Yes. Claude Cowork can execute tasks that involve the internet and external services, but it does so through a controlled combination of (1) browser access (when paired with “Claude in Chrome”), and (2) connectors and skills that link Claude to external information and tools. In the Cowork research preview, the idea is not “Claude can call any API by default,” but “Claude can complete tasks end-to-end when you give it the right surfaces.” For example, Cowork can take a task like “collect these metrics from these pages and put them into a spreadsheet,” browse or reference the relevant sources, and then write a real .xlsx file into the folder you shared. If you want it to interact with an API directly (beyond simple web browsing), the reliable way is to expose that API via a connector/tool surface that Claude can use, or to have Cowork generate an executable artifact (curl commands, request payloads, scripts) that you run in your own environment where secrets and auditing are handled properly.
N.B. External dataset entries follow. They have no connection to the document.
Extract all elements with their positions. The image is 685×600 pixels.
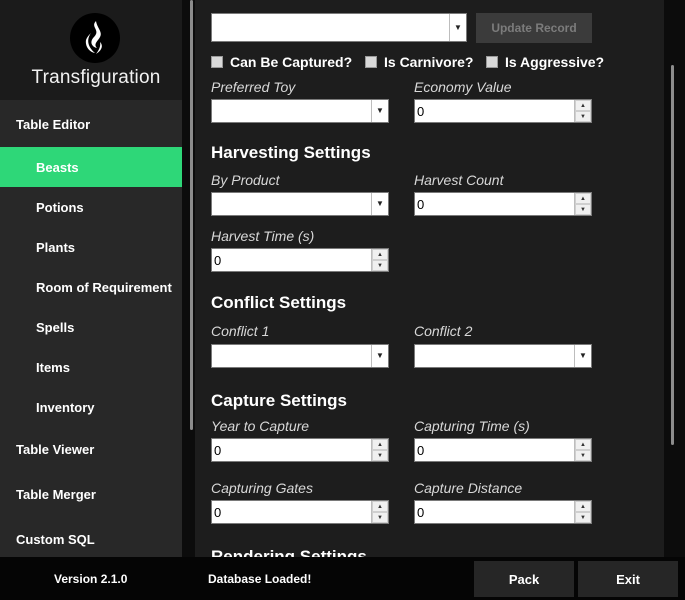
- app-title: Transfiguration: [31, 67, 161, 88]
- capture-distance-value[interactable]: 0: [417, 505, 424, 520]
- preferred-toy-label: Preferred Toy: [211, 79, 296, 95]
- economy-value-input[interactable]: 0 ▲ ▼: [414, 99, 592, 123]
- is-aggressive-label: Is Aggressive?: [505, 54, 605, 70]
- triangle-up-icon[interactable]: ▲: [372, 501, 388, 512]
- checkbox-box[interactable]: [365, 56, 377, 68]
- chevron-down-icon[interactable]: ▼: [371, 100, 388, 122]
- chevron-down-icon[interactable]: ▼: [371, 193, 388, 215]
- capturing-gates-value[interactable]: 0: [214, 505, 221, 520]
- harvest-time-input[interactable]: 0 ▲ ▼: [211, 248, 389, 272]
- economy-value-value[interactable]: 0: [417, 104, 424, 119]
- harvest-count-value[interactable]: 0: [417, 197, 424, 212]
- triangle-down-icon[interactable]: ▼: [575, 512, 591, 523]
- nav-room-of-requirement[interactable]: Room of Requirement: [0, 267, 182, 307]
- capture-distance-input[interactable]: 0 ▲ ▼: [414, 500, 592, 524]
- capture-settings-heading: Capture Settings: [211, 391, 348, 410]
- conflict-settings-heading: Conflict Settings: [211, 293, 347, 312]
- harvest-time-value[interactable]: 0: [214, 253, 221, 268]
- status-message: Database Loaded!: [208, 572, 312, 586]
- harvest-time-label: Harvest Time (s): [211, 228, 315, 244]
- capturing-gates-input[interactable]: 0 ▲ ▼: [211, 500, 389, 524]
- capturing-time-input[interactable]: 0 ▲ ▼: [414, 438, 592, 462]
- triangle-down-icon[interactable]: ▼: [575, 111, 591, 122]
- preferred-toy-select[interactable]: ▼: [211, 99, 389, 123]
- chevron-down-icon[interactable]: ▼: [574, 345, 591, 367]
- triangle-down-icon[interactable]: ▼: [575, 450, 591, 461]
- nav-beasts[interactable]: Beasts: [0, 147, 182, 187]
- nav-table-merger[interactable]: Table Merger: [0, 472, 182, 517]
- chevron-down-icon[interactable]: ▼: [449, 14, 466, 41]
- year-to-capture-input[interactable]: 0 ▲ ▼: [211, 438, 389, 462]
- sidebar-scrollbar[interactable]: [190, 0, 193, 430]
- conflict-1-label: Conflict 1: [211, 323, 270, 339]
- version-label: Version 2.1.0: [54, 572, 128, 586]
- capturing-time-label: Capturing Time (s): [414, 418, 530, 434]
- harvest-count-input[interactable]: 0 ▲ ▼: [414, 192, 592, 216]
- nav-table-editor[interactable]: Table Editor: [0, 102, 182, 147]
- rendering-settings-heading: Rendering Settings: [211, 547, 367, 557]
- logo-area: Transfiguration: [0, 0, 182, 100]
- nav-plants[interactable]: Plants: [0, 227, 182, 267]
- nav-custom-sql[interactable]: Custom SQL: [0, 517, 182, 562]
- is-aggressive-checkbox[interactable]: Is Aggressive?: [486, 54, 604, 70]
- triangle-up-icon[interactable]: ▲: [575, 439, 591, 450]
- conflict-2-select[interactable]: ▼: [414, 344, 592, 368]
- nav-table-viewer[interactable]: Table Viewer: [0, 427, 182, 472]
- by-product-select[interactable]: ▼: [211, 192, 389, 216]
- harvesting-settings-heading: Harvesting Settings: [211, 143, 371, 162]
- triangle-up-icon[interactable]: ▲: [575, 501, 591, 512]
- exit-button[interactable]: Exit: [578, 561, 678, 597]
- triangle-down-icon[interactable]: ▼: [575, 204, 591, 215]
- conflict-1-select[interactable]: ▼: [211, 344, 389, 368]
- economy-value-label: Economy Value: [414, 79, 512, 95]
- update-record-button[interactable]: Update Record: [476, 13, 592, 43]
- triangle-up-icon[interactable]: ▲: [575, 193, 591, 204]
- checkbox-box[interactable]: [486, 56, 498, 68]
- year-to-capture-label: Year to Capture: [211, 418, 310, 434]
- content-scrollbar[interactable]: [671, 65, 674, 445]
- pack-button[interactable]: Pack: [474, 561, 574, 597]
- nav-inventory[interactable]: Inventory: [0, 387, 182, 427]
- flame-logo-icon: [70, 13, 120, 63]
- is-carnivore-label: Is Carnivore?: [384, 54, 474, 70]
- nav-spells[interactable]: Spells: [0, 307, 182, 347]
- nav-potions[interactable]: Potions: [0, 187, 182, 227]
- is-carnivore-checkbox[interactable]: Is Carnivore?: [365, 54, 473, 70]
- capturing-time-value[interactable]: 0: [417, 443, 424, 458]
- triangle-up-icon[interactable]: ▲: [372, 439, 388, 450]
- chevron-down-icon[interactable]: ▼: [371, 345, 388, 367]
- by-product-label: By Product: [211, 172, 280, 188]
- triangle-down-icon[interactable]: ▼: [372, 450, 388, 461]
- conflict-2-label: Conflict 2: [414, 323, 473, 339]
- can-be-captured-label: Can Be Captured?: [230, 54, 353, 70]
- record-select[interactable]: ▼: [211, 13, 467, 42]
- triangle-down-icon[interactable]: ▼: [372, 260, 388, 271]
- nav-items[interactable]: Items: [0, 347, 182, 387]
- checkbox-box[interactable]: [211, 56, 223, 68]
- triangle-down-icon[interactable]: ▼: [372, 512, 388, 523]
- harvest-count-label: Harvest Count: [414, 172, 504, 188]
- capture-distance-label: Capture Distance: [414, 480, 523, 496]
- triangle-up-icon[interactable]: ▲: [372, 249, 388, 260]
- sidebar: Transfiguration Table Editor Beasts Poti…: [0, 0, 182, 557]
- capturing-gates-label: Capturing Gates: [211, 480, 313, 496]
- rendering-clip: Rendering Settings: [195, 540, 664, 557]
- year-to-capture-value[interactable]: 0: [214, 443, 221, 458]
- can-be-captured-checkbox[interactable]: Can Be Captured?: [211, 54, 352, 70]
- triangle-up-icon[interactable]: ▲: [575, 100, 591, 111]
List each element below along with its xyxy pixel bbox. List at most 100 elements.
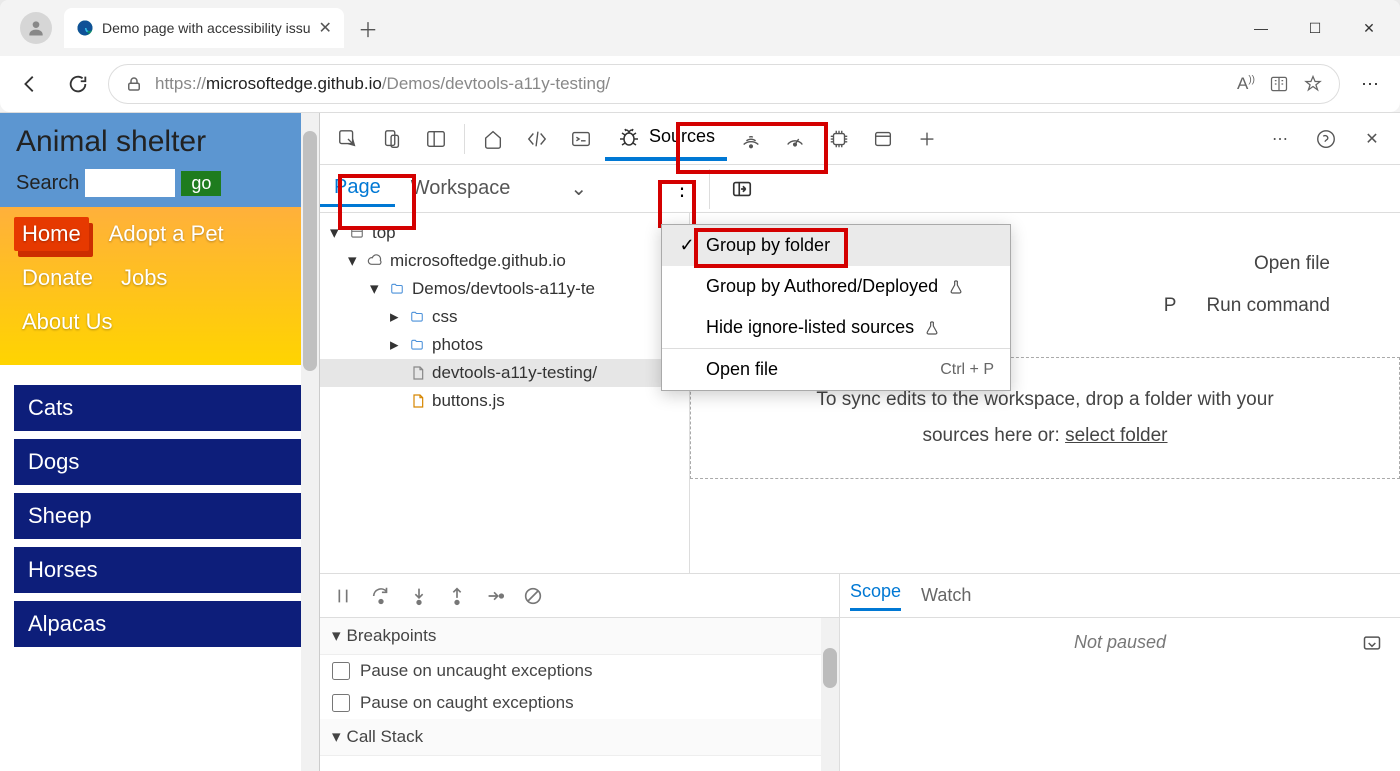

In practice, you’ll get the best outcomes by treating “internet/APIs” as a permissions and safety problem, not just a capability question. Cowork is explicitly designed to keep you in control: you decide which folders and connectors it can see, and it should ask before significant actions. When the internet is involved, you should also assume there is a non-zero risk of untrusted instructions embedded in web content (prompt-injection-style text). So the practical prompt pattern is: whitelist sources (“use only these URLs/domains”), define what to extract (“capture title, publish date, and the 5 key bullets”), and define outputs (“write out/results.csv with columns …”). For API work, be explicit about secrets (“never write API keys to files; use placeholders like ${API_KEY}”), and constrain side effects (“read-only endpoints only; no mutations; no deletes”). This is the same discipline you’d apply to any automation that can touch external systems: tight scope, explicit invariants, and logs.
A clean way to integrate Cowork into real systems is to have it produce structured outputs that your pipeline consumes, rather than letting it directly mutate production services. For example, Cowork can gather external info, normalize it into JSONL, and write out/records.jsonl plus a out/manifest.json that describes provenance (source URL, retrieval time, extraction rules). Your ingestion job can validate and then embed/index that content in a vector database such as Milvus or Zilliz Cloud (managed Milvus). This keeps the “agentic” part in a reviewable, file-based handoff while your production workflow retains deterministic controls (auth, retries, rate limiting, monitoring). It’s a safer architecture and usually easier to operate than giving an agent direct write access to external services.